Cela prendra du temps forcément.
Il faut aussi dé-calculer la distance de sécurité entre moi et toi, entre moi et moi, oser frôler de nouveau les mains et rechercher les regards qui fuyaient.
Il faut dire qu’on nous a bien rééduqués à nous dire comment se parler sans se parler, comment se supporter à dix dans neuf mètres carrés, comment ne plus s’écouter pour éviter de s’entretuer, comment prendre la revanche sur son boulanger.
Les supposées solutions à nos problèmes fabriqués de toutes pièces me sautent à la gorge.
Oui, il y a urgence à mettre de la distance entre moi et mon écran.
Ma préoccupation première, mon expédition spontanée n’est pas de me rendre au restaurant ou chez le coiffeur.

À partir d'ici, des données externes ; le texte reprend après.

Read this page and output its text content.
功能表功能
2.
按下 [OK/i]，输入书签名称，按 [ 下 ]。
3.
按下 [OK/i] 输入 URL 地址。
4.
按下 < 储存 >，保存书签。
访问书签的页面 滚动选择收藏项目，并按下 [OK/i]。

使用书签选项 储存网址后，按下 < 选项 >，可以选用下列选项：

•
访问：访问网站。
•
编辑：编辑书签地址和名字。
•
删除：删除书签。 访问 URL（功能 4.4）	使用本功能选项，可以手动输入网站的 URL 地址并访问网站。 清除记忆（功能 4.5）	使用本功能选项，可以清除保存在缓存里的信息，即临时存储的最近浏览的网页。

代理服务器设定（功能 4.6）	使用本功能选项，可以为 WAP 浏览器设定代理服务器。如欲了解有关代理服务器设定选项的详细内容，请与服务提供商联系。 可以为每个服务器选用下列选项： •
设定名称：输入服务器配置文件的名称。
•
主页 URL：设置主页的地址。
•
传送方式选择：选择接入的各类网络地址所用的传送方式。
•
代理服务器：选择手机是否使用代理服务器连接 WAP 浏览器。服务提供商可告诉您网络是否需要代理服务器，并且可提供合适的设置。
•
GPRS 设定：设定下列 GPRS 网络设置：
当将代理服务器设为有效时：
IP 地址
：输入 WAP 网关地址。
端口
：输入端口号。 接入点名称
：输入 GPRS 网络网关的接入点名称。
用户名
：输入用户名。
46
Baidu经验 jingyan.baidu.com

Non, après une overdose d’informations culturelles virtuelles, parfois jusqu’au gavage, je me précipite au musée du Louvre. Et c’est comme je le pensais, il est quasiment désert. Il faut croire que l’information par écran interposé n’est pas totalement digérée.

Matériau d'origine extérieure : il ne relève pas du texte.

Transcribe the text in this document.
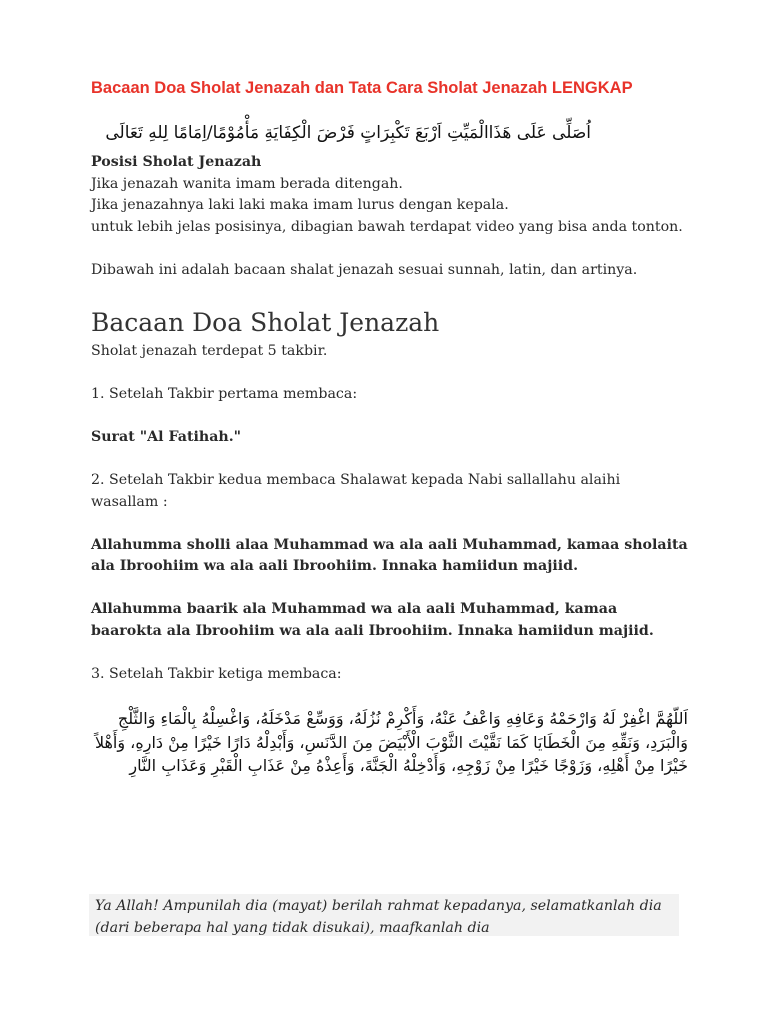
Bacaan Doa Sholat Jenazah dan Tata Cara Sholat Jenazah LENGKAP

اُصَلِّى عَلَى هَذَاالْمَيِّتِ اَرْبَعَ تَكْبِرَاتٍ فَرْضَ الْكِفَايَةِ مَأْمُوْمًا/اِمَامًا لِلهِ تَعَالَى

Posisi Sholat Jenazah

Jika jenazah wanita imam berada ditengah.

Jika jenazahnya laki laki maka imam lurus dengan kepala.

untuk lebih jelas posisinya, dibagian bawah terdapat video yang bisa anda tonton.

Dibawah ini adalah bacaan shalat jenazah sesuai sunnah, latin, dan artinya.

Bacaan Doa Sholat Jenazah

Sholat jenazah terdepat 5 takbir.

1. Setelah Takbir pertama membaca:

Surat "Al Fatihah."

2. Setelah Takbir kedua membaca Shalawat kepada Nabi sallallahu alaihi wasallam :

Allahumma sholli alaa Muhammad wa ala aali Muhammad, kamaa sholaita ala Ibroohiim wa ala aali Ibroohiim. Innaka hamiidun majiid.

Allahumma baarik ala Muhammad wa ala aali Muhammad, kamaa baarokta ala Ibroohiim wa ala aali Ibroohiim. Innaka hamiidun majiid.

3. Setelah Takbir ketiga membaca:

اَللّهُمَّ اغْفِرْ لَهُ وَارْحَمْهُ وَعَافِهِ وَاعْفُ عَنْهُ، وَأَكْرِمْ نُزُلَهُ، وَوَسِّعْ مَدْخَلَهُ، وَاغْسِلْهُ بِالْمَاءِ وَالثَّلْجِ وَالْبَرَدِ، وَنَقِّهِ مِنَ الْخَطَايَا كَمَا نَقَّيْتَ الثَّوْبَ الْأَبْيَضَ مِنَ الدَّنَسِ، وَأَبْدِلْهُ دَارًا خَيْرًا مِنْ دَارِهِ، وَأَهْلاً خَيْرًا مِنْ أَهْلِهِ، وَزَوْجًا خَيْرًا مِنْ زَوْجِهِ، وَأَدْخِلْهُ الْجَنَّةَ، وَأَعِذْهُ مِنْ عَذَابِ الْقَبْرِ وَعَذَابِ النَّارِ

Ya Allah! Ampunilah dia (mayat) berilah rahmat kepadanya, selamatkanlah dia (dari beberapa hal yang tidak disukai), maafkanlah dia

En haut de l’escalier principal, Elle trône, magnifique, la Victoire de Samothrace.
Vous, Madame, qui avez traversé les siècles, les guerres, les famines, voilà qu’une nouvelle catastrophe atteint le monde. C’est un autre mot nouveau qui nous arrive, après le tsunami.
Mais qui est-il cet ennemi ? Un minus virus, semble-t-il, mais qui sait faire plier les grands et appauvrir les pauvres. La puissance ne serait donc plus l’apanage des géants de ce monde ?
Il faut croire que nous avions pris nos aises.
Est-ce une punition ? Une malédiction ? Une vengeance de dieux invisibles ? Un rappel à davantage d’humilité ?
A quels saints se vouer désormais ?
Impuissante face à de tels questionnements, c’est à vous, Victoire, que je m’adresse, les yeux dans les yeux. Et vous avez le bras long, m’a-t-on dit.
Je fouille dans les interstices de votre robe. Vous avez la sagesse que nous n’avons plus.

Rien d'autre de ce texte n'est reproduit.